Wie nutzen Sie eine BMI-Tabelle im Alltag konkret?

Wenn Sie Ihren BMI berechnen, sollten Sie ihn als Startsignal verstehen. Der erste Schritt ist nicht, den Wert isoliert zu bewerten, sondern ihn in Ihren Alltag einzuordnen. Fragen Sie sich zum Beispiel: Wie aktiv bin ich im Wochenverlauf? Wie sieht mein Taillenumfang aus? Wie belastbar fühle ich mich im Alltag?

  1. BMI berechnen und grob in die BMI-Tabelle einordnen
  2. Zusatzfaktoren prüfen wie Bauchumfang, Blutdruck und Aktivität
  3. Verlauf statt Einzelwert beobachten über mehrere Wochen oder Monate
  4. Bei Auffälligkeiten professionell einordnen lassen

Für Erwachsene bleibt außerdem die Bewegungsbasis relevant: Die WHO empfiehlt weiterhin 150 bis 300 Minuten moderate Ausdaueraktivität pro Woche oder 75 bis 150 Minuten intensive Aktivität plus muskelstärkende Aktivitäten an mindestens zwei Tagen. Gerade bei einem erhöhten BMI wird heute stärker auf Krafttraining als Gesundheitsfaktor geschaut, nicht nur auf Gewichtsreduktion.

Welche typischen Beispiele zeigen die Grenzen der BMI-Tabelle?
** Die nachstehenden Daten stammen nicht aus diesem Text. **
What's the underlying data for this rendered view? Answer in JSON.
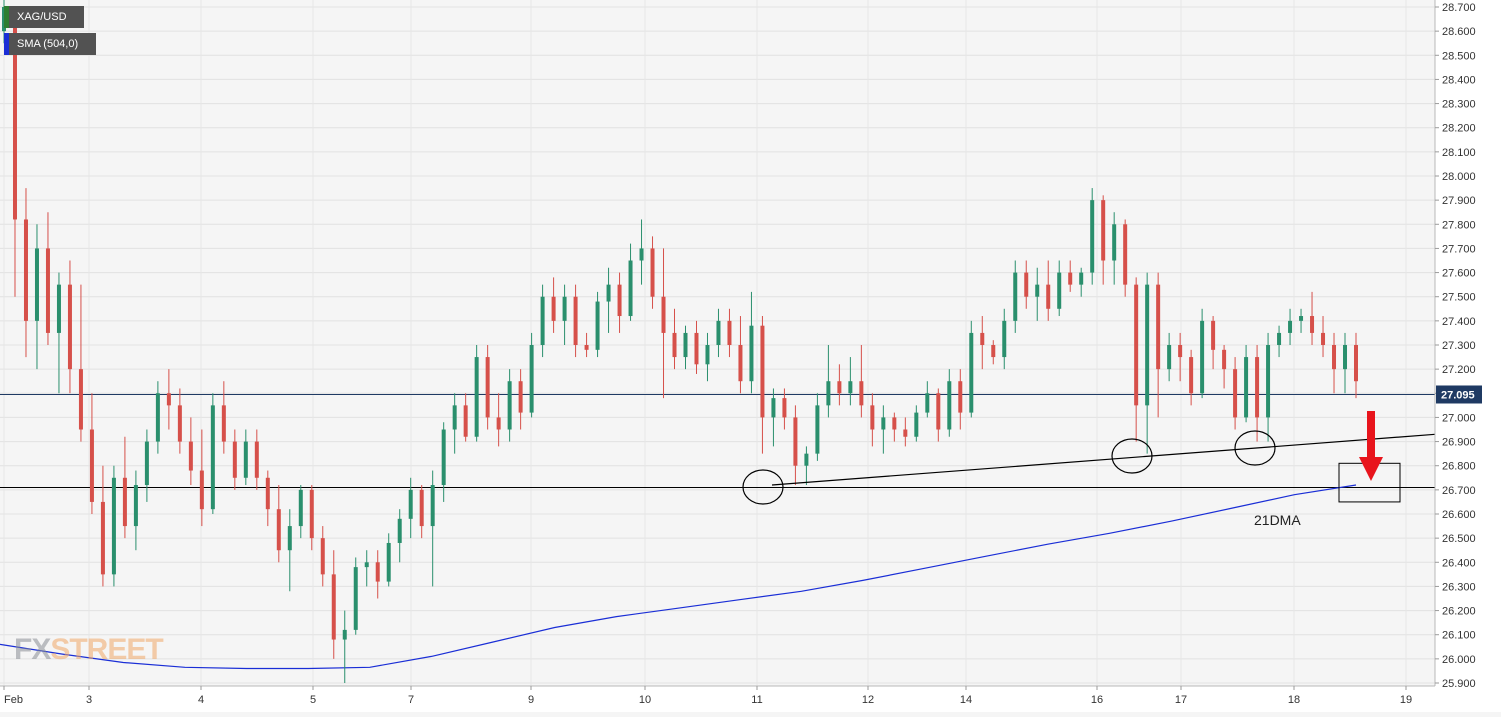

Beispiel eins: Eine 32-jährige Person trainiert regelmäßig Kraftsport, hat einen BMI von 27 und liegt laut BMI-Tabelle im Bereich Übergewicht. Die Körperfettanalyse ist jedoch unauffällig, die Blutdruckwerte sind stabil, die Ausdauer ist gut. Hier überschätzt der BMI das Risiko.

Beispiel zwei: Eine 58-jährige Person hat einen BMI von 23 und damit rechnerisch Normalgewicht. Gleichzeitig bestehen wenig Bewegung, ein hoher Taillenumfang und erhöhte Blutdruckwerte. Hier unterschätzt der BMI mögliche Risiken.

Beispiel drei: Eine Person möchte mit Training beginnen und nutzt den BMI als Startwert. In diesem Fall ist die BMI-Tabelle hilfreich, wenn sie mit weiteren Diagnostikdaten verbunden wird. Genau dafür sind strukturierte Verlaufskontrollen oft sinnvoller als die isolierte Frage, ob der BMI „gut“ oder „schlecht“ ist.

Was sollten Sie aus einer BMI-Tabelle mitnehmen?

Eine BMI-Tabelle ist 2026 weiterhin ein nützliches Werkzeug für die erste Orientierung. Ihr Wert liegt vor allem darin, schnell einzuordnen, ob Gewicht und Körpergröße rechnerisch auffällig sind. Für eine sinnvolle Gesundheitsbewertung sollte der BMI aber immer zusammen mit weiteren Faktoren wie Taillenumfang, Blutdruck, Aktivität und Körperzusammensetzung betrachtet werden. So wird aus einem einfachen Zahlenwert eine brauchbare Einordnung.